Non saremo certo noi a nascondere difetti, inadempienze, e talvolta scandalose manchevolezze, che il Servizio Sanitario ha mostrato – anche nei tempi migliori – e non saremo certo noi ad occultare quanto il mondo della sanità sia stato terreno di conquista politica, di fabbricazione del consenso e di sprechi ingiustificati. Ma riteniamo che contestare tutto ciò riproponendo una sanità classista, trasformata in bene di consumo, in cui il messaggio è “cercate di arrangiarvi al meglio possibile”, nega la dignità della persona sofferente riducendola a mero consumatore di un servizio.
E’ un delitto contro il dettato costituzionale e più in generale contro il diritto alla salute. Ricordiamo la salute per l’Organizzazione Mondiale della Sanità è lo stato di benessere fisico, psichico e sociale dell’individuo e della comunità.

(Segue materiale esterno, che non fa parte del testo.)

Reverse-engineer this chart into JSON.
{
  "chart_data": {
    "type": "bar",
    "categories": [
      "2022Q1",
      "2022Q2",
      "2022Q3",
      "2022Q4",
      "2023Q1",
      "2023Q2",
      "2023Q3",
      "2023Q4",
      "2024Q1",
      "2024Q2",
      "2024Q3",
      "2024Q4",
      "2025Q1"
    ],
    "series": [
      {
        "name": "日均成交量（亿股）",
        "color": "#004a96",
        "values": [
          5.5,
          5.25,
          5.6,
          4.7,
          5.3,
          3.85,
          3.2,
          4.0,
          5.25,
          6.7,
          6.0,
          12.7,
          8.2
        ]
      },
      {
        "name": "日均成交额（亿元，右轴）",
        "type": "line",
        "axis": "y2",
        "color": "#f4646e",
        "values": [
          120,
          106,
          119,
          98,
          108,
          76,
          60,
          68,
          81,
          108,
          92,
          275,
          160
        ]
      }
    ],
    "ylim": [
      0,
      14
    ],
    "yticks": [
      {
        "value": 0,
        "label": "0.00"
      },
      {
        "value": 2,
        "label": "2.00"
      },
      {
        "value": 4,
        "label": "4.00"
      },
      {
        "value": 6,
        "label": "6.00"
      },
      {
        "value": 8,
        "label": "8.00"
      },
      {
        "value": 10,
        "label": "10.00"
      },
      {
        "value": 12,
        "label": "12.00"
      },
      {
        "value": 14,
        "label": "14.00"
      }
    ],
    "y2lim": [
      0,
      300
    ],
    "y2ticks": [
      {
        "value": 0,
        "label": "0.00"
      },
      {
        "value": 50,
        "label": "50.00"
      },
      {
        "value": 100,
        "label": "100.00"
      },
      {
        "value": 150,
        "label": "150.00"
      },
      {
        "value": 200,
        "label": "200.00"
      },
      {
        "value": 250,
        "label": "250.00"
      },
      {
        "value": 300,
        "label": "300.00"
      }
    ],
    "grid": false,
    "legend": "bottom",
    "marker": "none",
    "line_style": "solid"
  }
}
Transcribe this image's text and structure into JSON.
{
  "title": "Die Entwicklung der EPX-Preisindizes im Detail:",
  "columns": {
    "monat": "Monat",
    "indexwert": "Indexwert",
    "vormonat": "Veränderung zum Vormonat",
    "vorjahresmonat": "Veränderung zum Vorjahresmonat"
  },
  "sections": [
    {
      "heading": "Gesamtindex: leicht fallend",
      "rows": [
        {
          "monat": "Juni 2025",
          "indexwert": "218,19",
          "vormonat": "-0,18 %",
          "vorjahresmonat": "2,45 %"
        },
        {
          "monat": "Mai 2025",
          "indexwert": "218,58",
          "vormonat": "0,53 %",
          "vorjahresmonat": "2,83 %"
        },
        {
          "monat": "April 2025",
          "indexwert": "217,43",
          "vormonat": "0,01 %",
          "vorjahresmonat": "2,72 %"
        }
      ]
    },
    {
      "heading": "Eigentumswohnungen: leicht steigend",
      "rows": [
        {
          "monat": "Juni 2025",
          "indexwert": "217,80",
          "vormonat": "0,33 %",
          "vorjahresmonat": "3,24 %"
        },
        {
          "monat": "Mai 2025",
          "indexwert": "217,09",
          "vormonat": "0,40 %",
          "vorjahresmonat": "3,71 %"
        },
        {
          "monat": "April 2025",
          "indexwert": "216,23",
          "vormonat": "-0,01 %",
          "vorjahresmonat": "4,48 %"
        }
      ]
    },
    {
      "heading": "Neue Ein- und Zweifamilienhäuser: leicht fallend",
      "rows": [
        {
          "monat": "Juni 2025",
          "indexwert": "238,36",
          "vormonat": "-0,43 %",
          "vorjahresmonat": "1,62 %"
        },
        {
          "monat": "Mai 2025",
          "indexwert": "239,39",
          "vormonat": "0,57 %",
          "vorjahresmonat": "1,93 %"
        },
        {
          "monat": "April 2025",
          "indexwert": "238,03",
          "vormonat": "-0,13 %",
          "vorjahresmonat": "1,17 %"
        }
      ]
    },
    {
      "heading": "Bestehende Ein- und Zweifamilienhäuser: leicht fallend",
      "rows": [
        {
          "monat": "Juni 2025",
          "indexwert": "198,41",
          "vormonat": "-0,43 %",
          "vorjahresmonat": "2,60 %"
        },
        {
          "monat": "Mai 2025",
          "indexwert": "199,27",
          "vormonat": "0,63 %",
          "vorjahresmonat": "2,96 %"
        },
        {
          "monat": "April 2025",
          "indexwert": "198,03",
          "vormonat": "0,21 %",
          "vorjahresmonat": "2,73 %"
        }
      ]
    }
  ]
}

Ritornare verso un sistema sanitario di tipo liberale, affidato sostanzialmente alla capacità dell’individuo di “comprarsi” le prestazioni, o ad uno conservatore-corporativo, basato sulla capacità di un gruppo sociale (in genere professionale) di conquistare pezzi di stato sociale per la propria categoria, espone alla creazione di sempre più ampie sacche di emarginazione, di popolazioni non garantite, in cui un welfare residuale si occuperà di offrire l’assistenza minima e urgente ai diseredati, ma non certo di garantire un pieno stato di salute.
Siamo consapevoli che il ritorno a principi realmente universalistici sarà un percorso lungo e duro, irto di ostacoli di ogni genere, in cui andrà necessariamente affrontata la lotta alla corruzione , vera piaga di questo paese, e non potrà che procedere per gradi, individuando momento per momento, luogo per luogo, tema per tema, le scale di priorità e le strategie di breve, medio e lungo periodo.
Nell’immediato, proponiamo per il momento alla discussione due argomenti: uno, la difesa a oltranza dei posti di lavoro medico, infermieristico, tecnico e assistenziale, ponendo come paletto invalicabile il fatto che ogni posto del Servizio Sanitario lasciato scoperto debba corrispondere un’assunzione, non vi siano cioè ulteriori tagli di personale che corrispondono alla riduzione di prestazioni; l’altro, mettere in discussione la “catena decisionale”, riportare una scelta democratica alla base delle strategie di governo sanitario. Coinvolgere in maniera sostanziale operatori e popolazione nella costruzione dei servizi per la salute in una determinata realtà territoriale o sociale.
La società è molto cambiata dagli anni 70, andrà certamente ripensata la dinamica di interazione fra ospedali e territori al di fuori di vecchi schemi, ma ci opponiamo alle proposte di sperimentazioni che in nome del nuovo sguarniscono i territori senza offrire vere risposte con l’unica logica del taglio dei costi e dell’avanzata della privatizzazione.
Per fare ciò abbiamo bisogno che la cittadinanza capisca la portata della strategia subdola di esproprio di diritti in atto e che sia disponibile a lottare per garantirsi il pieno godimento del diritto alla salute.

Questa è la sfida che è chiamata a giocare oggi la Sinistra di alternativa.